Tuesday, May 17, 2005

Talks on Kosovo's final status nearing: US


The international community is nearing talks on the final status of Kosovo, the Serbian province administered by the United Nations since 1999, US officials said Tuesday.

"This summer, the United Nations will review Kosovo's progress on achieving standards for democracy and multiethnicity," State Department spokesman Richard Boucher told reporters.

"If that review is positive, the international community will launch a diplomatic process to determine Kosovo's future status," Boucher said.

Kosovo has been administered by the United Nations since a NATO-led war six years ago ousted Serbian troops. Ethnic Albanians, who represent 90 percent of the population there, are lobbying for full independence.

Talks on the eventual status of Kosovo are dependent on the international community agreeing that the ethnic Albanian authorities there are applying full democratic rights.

Boucher would not discuss details or prospects for the UN review but a senior US official was upbeat about chances for clearing the hurdle to the discussions of Kosovo's status.

"I think we all believe it's headed in that direction," said the official, who asked not to be named. "We all believe we are coming to the time when we should deal with the status issues."

Boucher would not discuss whether Kosovo was headed for independence.

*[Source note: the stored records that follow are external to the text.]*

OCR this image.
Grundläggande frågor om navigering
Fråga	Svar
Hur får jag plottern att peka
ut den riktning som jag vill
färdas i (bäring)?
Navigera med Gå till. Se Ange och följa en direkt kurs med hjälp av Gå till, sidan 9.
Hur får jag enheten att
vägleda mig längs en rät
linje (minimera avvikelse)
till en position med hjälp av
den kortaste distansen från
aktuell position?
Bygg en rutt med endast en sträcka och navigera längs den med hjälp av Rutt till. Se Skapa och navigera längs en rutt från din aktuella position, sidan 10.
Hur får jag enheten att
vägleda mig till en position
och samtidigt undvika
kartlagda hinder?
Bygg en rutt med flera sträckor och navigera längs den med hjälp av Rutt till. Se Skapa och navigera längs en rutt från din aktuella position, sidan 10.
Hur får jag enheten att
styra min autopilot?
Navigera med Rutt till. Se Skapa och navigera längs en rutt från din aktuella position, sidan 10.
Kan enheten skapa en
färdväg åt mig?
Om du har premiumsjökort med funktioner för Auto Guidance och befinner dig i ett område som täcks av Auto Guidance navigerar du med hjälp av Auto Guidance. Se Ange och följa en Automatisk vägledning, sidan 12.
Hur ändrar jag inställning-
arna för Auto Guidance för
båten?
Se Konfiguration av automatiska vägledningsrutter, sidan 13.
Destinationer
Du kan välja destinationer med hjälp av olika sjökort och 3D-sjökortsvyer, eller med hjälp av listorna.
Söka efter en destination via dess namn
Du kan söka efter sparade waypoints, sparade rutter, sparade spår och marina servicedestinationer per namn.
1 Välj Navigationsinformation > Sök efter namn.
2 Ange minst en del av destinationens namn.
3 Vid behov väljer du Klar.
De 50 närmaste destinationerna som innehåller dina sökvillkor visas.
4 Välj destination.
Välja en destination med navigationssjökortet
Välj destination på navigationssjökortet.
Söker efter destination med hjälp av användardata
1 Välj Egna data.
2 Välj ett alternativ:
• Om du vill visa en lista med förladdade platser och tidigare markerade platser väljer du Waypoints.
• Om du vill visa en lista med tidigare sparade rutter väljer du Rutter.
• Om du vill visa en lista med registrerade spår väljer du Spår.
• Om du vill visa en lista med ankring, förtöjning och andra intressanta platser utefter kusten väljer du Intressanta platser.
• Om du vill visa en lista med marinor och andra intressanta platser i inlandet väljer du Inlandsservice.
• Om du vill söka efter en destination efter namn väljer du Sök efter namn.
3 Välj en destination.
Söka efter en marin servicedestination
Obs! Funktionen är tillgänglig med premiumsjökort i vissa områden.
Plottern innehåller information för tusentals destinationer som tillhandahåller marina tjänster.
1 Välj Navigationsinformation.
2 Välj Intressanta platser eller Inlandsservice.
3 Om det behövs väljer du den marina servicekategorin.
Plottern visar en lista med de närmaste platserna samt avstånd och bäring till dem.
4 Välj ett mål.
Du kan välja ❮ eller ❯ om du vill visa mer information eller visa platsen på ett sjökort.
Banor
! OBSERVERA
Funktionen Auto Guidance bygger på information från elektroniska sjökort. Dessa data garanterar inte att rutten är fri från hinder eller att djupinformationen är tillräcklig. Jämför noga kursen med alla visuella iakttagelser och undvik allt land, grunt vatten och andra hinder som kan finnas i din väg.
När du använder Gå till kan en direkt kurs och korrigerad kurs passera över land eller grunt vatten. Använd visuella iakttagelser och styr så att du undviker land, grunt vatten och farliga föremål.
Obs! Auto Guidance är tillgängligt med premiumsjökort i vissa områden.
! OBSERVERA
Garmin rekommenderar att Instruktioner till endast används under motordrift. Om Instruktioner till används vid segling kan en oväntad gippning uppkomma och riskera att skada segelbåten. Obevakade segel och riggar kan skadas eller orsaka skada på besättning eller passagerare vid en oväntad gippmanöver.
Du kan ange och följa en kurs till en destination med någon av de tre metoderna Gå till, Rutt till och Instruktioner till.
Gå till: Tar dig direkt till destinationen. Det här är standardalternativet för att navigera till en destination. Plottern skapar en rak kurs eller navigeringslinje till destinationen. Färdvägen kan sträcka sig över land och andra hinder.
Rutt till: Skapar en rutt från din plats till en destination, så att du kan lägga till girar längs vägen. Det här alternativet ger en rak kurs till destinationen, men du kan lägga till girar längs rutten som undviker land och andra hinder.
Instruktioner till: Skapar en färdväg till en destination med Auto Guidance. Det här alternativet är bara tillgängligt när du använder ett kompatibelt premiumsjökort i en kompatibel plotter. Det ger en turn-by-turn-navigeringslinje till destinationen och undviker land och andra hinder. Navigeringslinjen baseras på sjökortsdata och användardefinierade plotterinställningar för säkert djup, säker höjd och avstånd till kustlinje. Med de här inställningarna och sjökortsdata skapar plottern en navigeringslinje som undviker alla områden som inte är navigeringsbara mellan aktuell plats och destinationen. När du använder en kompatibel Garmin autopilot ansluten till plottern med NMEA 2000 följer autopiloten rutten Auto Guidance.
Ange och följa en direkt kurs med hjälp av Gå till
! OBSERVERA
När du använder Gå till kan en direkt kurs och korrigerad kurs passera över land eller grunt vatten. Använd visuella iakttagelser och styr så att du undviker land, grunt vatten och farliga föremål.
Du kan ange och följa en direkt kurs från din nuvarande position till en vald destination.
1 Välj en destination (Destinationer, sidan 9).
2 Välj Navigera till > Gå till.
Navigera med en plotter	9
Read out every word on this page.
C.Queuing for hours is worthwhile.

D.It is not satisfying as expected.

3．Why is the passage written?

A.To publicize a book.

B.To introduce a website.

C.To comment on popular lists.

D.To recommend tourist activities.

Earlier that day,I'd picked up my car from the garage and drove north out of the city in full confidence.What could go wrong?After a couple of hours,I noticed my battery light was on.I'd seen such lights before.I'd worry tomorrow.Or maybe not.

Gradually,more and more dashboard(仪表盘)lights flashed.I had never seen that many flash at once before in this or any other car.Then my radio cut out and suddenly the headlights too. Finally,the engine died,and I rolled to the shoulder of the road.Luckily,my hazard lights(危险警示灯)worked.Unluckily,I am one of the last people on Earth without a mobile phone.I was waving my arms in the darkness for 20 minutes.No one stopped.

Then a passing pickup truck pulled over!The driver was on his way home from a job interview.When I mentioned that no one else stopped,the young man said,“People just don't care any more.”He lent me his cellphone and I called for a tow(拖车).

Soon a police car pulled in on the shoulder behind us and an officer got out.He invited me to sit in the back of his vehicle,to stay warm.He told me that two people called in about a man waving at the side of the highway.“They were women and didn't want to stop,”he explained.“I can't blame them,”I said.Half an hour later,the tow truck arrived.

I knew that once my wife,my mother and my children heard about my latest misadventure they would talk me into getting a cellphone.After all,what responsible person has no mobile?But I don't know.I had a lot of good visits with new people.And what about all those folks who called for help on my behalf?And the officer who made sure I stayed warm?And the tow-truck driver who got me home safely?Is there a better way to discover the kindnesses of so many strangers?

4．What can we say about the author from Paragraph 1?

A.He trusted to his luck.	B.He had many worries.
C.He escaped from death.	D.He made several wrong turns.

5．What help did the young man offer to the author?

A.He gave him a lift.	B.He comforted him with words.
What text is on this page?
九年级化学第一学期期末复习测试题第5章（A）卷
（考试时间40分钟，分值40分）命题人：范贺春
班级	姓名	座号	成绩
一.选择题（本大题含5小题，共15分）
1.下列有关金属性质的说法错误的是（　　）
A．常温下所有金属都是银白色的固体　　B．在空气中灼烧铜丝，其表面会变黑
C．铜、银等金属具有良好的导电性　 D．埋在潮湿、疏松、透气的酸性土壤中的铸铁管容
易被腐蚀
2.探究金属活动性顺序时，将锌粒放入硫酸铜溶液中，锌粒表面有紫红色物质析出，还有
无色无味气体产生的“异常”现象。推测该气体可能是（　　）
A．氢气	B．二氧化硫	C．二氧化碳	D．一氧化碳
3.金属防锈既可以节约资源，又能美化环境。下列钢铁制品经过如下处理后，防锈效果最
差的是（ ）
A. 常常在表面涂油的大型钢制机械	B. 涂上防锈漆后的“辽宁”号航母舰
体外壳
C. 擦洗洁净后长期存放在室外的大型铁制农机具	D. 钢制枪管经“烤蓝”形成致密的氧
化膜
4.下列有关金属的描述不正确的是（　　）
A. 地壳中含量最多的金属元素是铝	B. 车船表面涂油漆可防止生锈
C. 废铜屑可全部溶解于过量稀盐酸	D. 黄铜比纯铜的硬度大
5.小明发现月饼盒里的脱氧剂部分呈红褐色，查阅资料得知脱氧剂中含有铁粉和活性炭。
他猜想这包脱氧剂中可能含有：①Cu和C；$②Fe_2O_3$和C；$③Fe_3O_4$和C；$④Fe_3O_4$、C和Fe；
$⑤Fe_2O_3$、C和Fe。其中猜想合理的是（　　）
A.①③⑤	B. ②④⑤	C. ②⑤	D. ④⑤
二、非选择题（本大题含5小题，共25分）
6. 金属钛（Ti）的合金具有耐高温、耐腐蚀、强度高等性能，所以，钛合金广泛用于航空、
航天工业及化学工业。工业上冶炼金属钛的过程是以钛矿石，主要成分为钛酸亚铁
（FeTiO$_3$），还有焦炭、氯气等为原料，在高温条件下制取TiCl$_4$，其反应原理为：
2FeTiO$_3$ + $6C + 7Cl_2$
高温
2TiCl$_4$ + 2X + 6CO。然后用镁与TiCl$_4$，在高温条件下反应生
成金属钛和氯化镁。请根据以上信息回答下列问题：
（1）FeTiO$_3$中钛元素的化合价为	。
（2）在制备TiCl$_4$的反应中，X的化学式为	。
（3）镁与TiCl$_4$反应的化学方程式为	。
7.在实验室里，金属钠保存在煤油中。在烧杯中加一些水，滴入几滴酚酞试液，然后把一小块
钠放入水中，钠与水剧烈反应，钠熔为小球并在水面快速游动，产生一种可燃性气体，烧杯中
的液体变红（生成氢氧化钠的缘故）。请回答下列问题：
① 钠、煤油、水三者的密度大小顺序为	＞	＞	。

He said Nicholas Burns, undersecretary for political affairs, would outline the US position in testimony before Congress on Wednesday and a speech Thursday.

Burns and other US officials have been in close contact with their European partners on the Kosovo issue, as well as with the United Nations, Boucher said.

Plans for Kosovo's future, he said, had to be formulated "consistent with the goals of promoting regional stability and protecting the rights of all of Kosovo's citizens, especially its minorities."

Kosovan and Serbian politicians held their first face-to-face talks since the war in October 2003, agreeing to launch a dialogue on matters of mutual concern such as missing people, energy and refugees.

Serbian Prime Minister Vojislav Kostunica has offered to meet with Kosovan Prime Minister Bajram Kosumi next Tuesday for first-time top-level talks in the province, where nearly 20,000 NATO troops are still deployed.

Boucher said the United States and its allies were looking at Kosovo within the context of a broader regional policy for the Balkans.

"We think we're now entering a new stage in our policy toward the Balkans, one that will accelerate the region's integration into Euro-Atlantic institutions," he said.

Boucher said that Kosovo was still hit with occasional violence and had problems putting its economy on track. "The situation's not a stable one or a good one now," he said.